Titre du Tome: Le siège de Vienne
Il est des dates qui résonnent longtemps dans les mémoires. En Autriche, il s’agit du siège de Vienne, en 1529. A travers le regard du jeune Vermisseau, jeune enfant soldat de la garde de l’archiduc Ferdinand 1er, c’est toute la folle barbarie des Hommes qui nous est montrée.
En 1529, le soleil ne se couche jamais sur l'empire de Charles Quint. Pourtant, en Europe même, cette domination sans partage est remise en cause par un autre empire. Soliman le Magnifique a décidé d'en finir avec Vienne, la grande ville à la frontière orientale. Davantage centré sur l'Espagne, Charles Quint ne peut venir en personne défendre la ville. Il y envoie son frère, l'archiduc Ferdinand 1er, accompagné de 700 arquebusiers castillans. Il enrôle également tout ce que l'Europe compte de mercenaires. C'est ainsi
que le jeune Vermisseau fait la rencontre d'un condottière germanique, Rosl Kesler. Entre les troupes castillane et germanique, la cohésion est inexistante ; et ce malgré la bonne volonté du traducteur. Les Espagnols n'ont que mépris pour ces mercenaires. Pour Vermisseau, c'est plutôt l'incompréhension : pourquoi l'empereur a-t-il pardonné l’hérésie luthérienne et massacré les artisans de la laine de Médina. Seulement, face à l'attaque des troupes de choc du sultan, les fameux janissaires, tout le monde doit répondre présent mais pour le jeune soldat, la réflexion et l'humanité semble primer sur le nom du dieu pour lequel on se bat.

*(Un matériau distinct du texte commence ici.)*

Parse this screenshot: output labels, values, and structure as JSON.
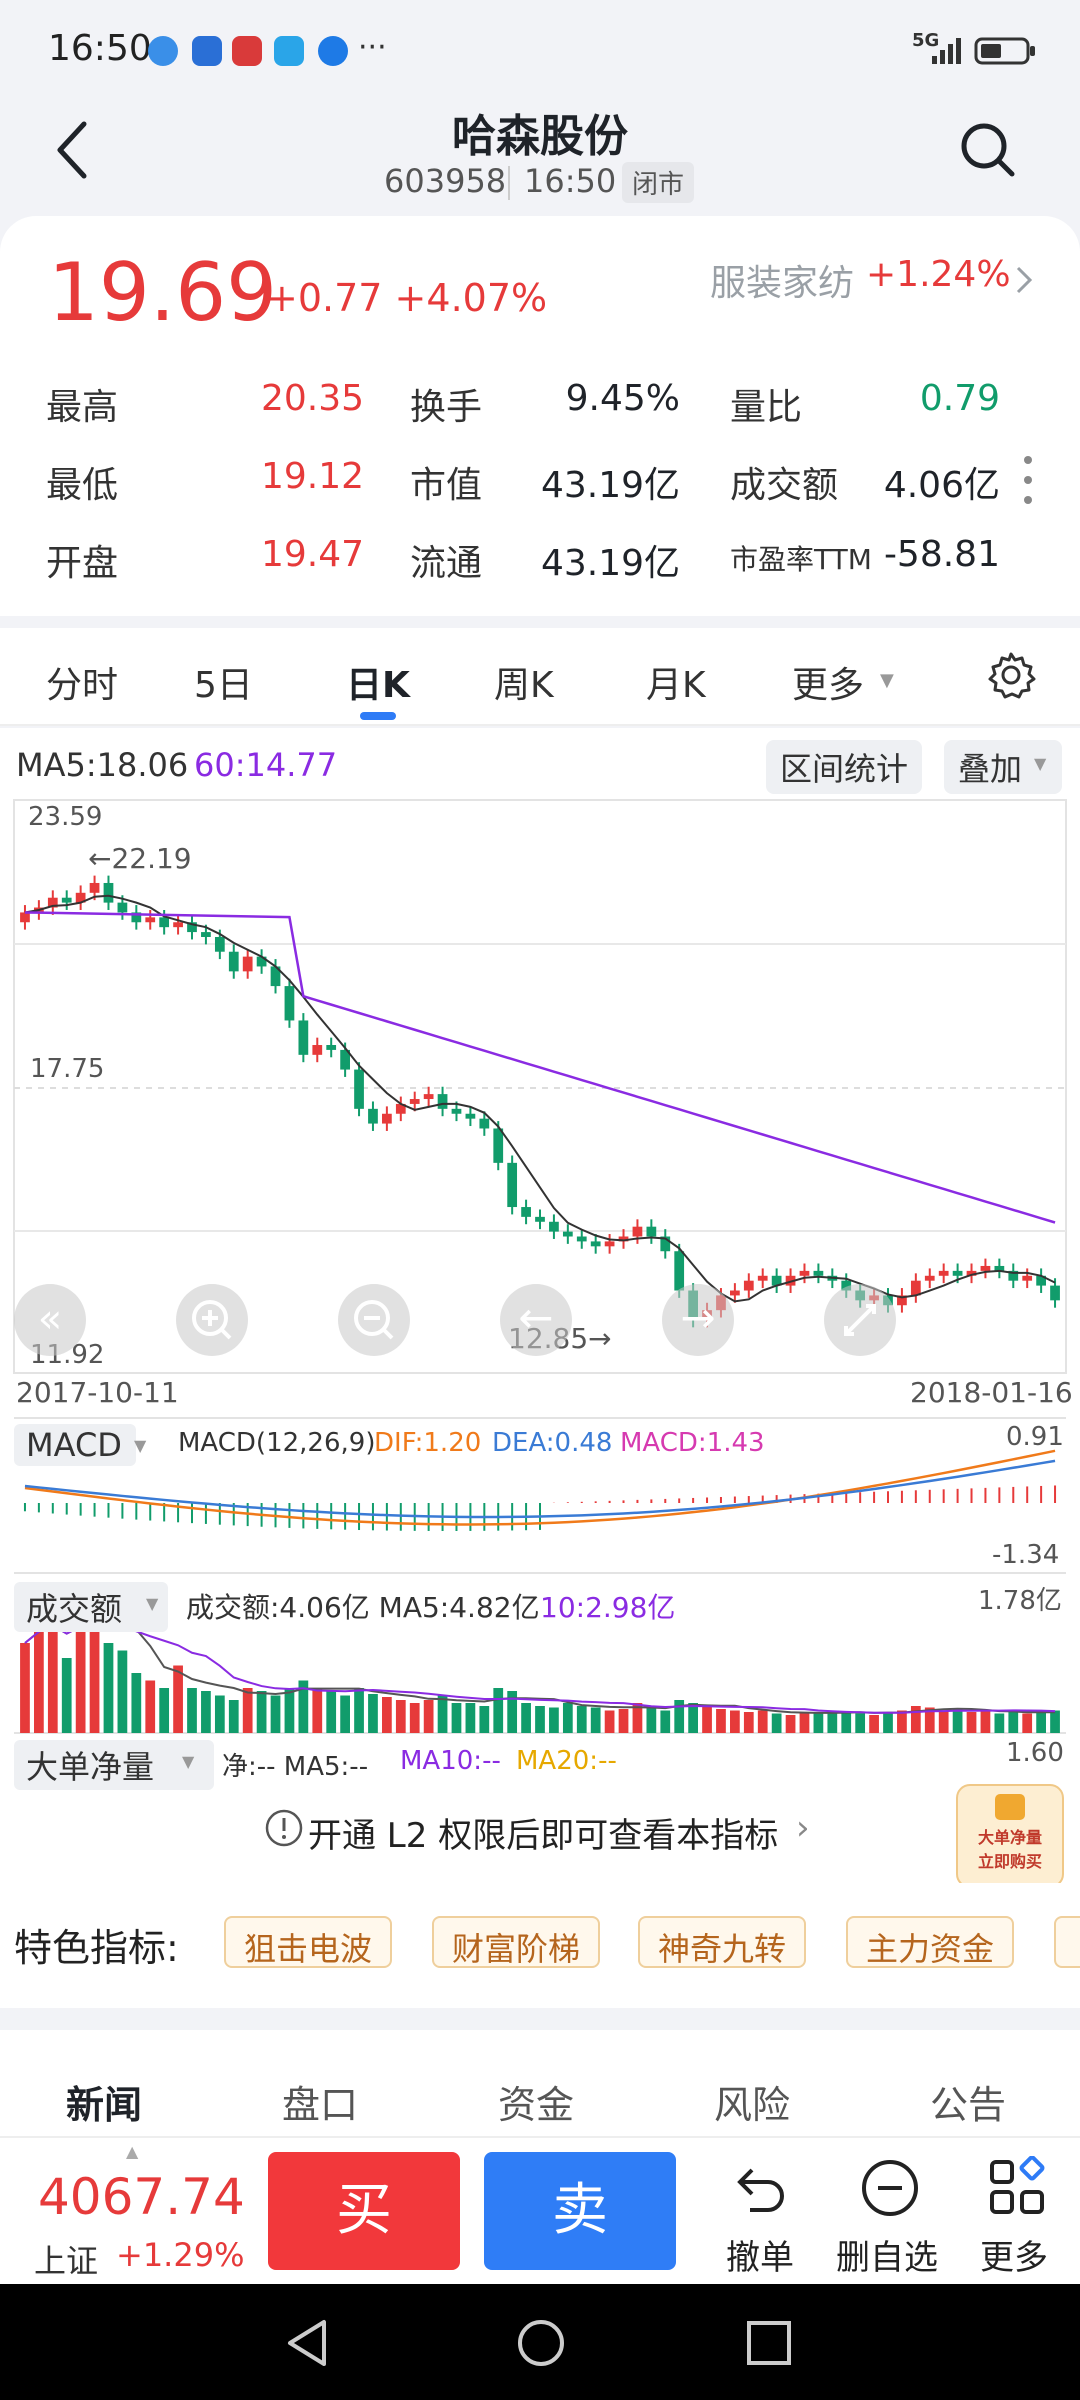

S'il est une date en France que tout le monde connaît, même si personne ne sait en quoi elle consiste, c'est bien la bataille de Marignan en 1515. Ce que l'on connaît moins, c'est l'adversaire indirect du roi de France. Il s'agit du non moins célèbre Charles Quint ! Entre les deux monarques, la rivalité est à couteau tiré mais un troisième adversaire va faire éruption : le sultan Soliman le magnifique. Et une bataille va profondément marqué les Autrichiens : le siège de Vienne en 1529. C'est cette histoire que Santiaguete et Joan Bor nous racontent dans cet album. Mais attention, pas de cours de balistique ni de technique militaire ; le scénariste espagnol préfère mettre l'accent sur le cosmopolitisme de l'armée de l'archiduc. C'est à travers le regard d'un enfant soldat, Vermisseau que cette bataille nous est racontée. Cela confère une certaine candeur au récit. Mais attention, candeur ne veut pas dire naïveté ! Vermisseau est certes en construction mais il n'en demeure pas moins un citoyen de son temps : il s'interroge sur la géopolitique de son époque, se questionne sur dieu et sur les guerres que les hommes font en son nom. En un mot, il est bien plus humain et mature que tous les autres ; il est bien enfant de la Renaissance. C'est certainement ce qu'il y
a de plus intéressant dans cet album, bien plus que la stratégie militaire. Côté dessin, c'est Joan Bor qui officie. Son trait tout en rondeur fera voyager les quadras dans le temps à l'heure de RécréA2 et des premiers dessins animés japonais. Sans être ultra précis, cela reste très agréable, pour ne pas dire réconfortant. Ce qui est nettement plus décapant, c'est la mise en page. Le gaufrier classique est bel et bien dominant mais les souvenirs et flashback s'égarent dans les méandres des mémoires. Les scènes de guerre ne cachent rien de la violence et de l'anarchie régnant sur le champ de bataille. D'ailleurs, afin de renforcer le message pacifique du scénariste, la violence et la désolation sont omniprésentes.
C'est donc un album à multiple lectures que ce
Siège de Vienne ; un album historique tant sur la portée de l'événement que sur l'ambiance Renaissance mais aussi, et surtout, une profonde critique de la folie barbare des hommes qui résonne jusqu'à notre 21e siècle.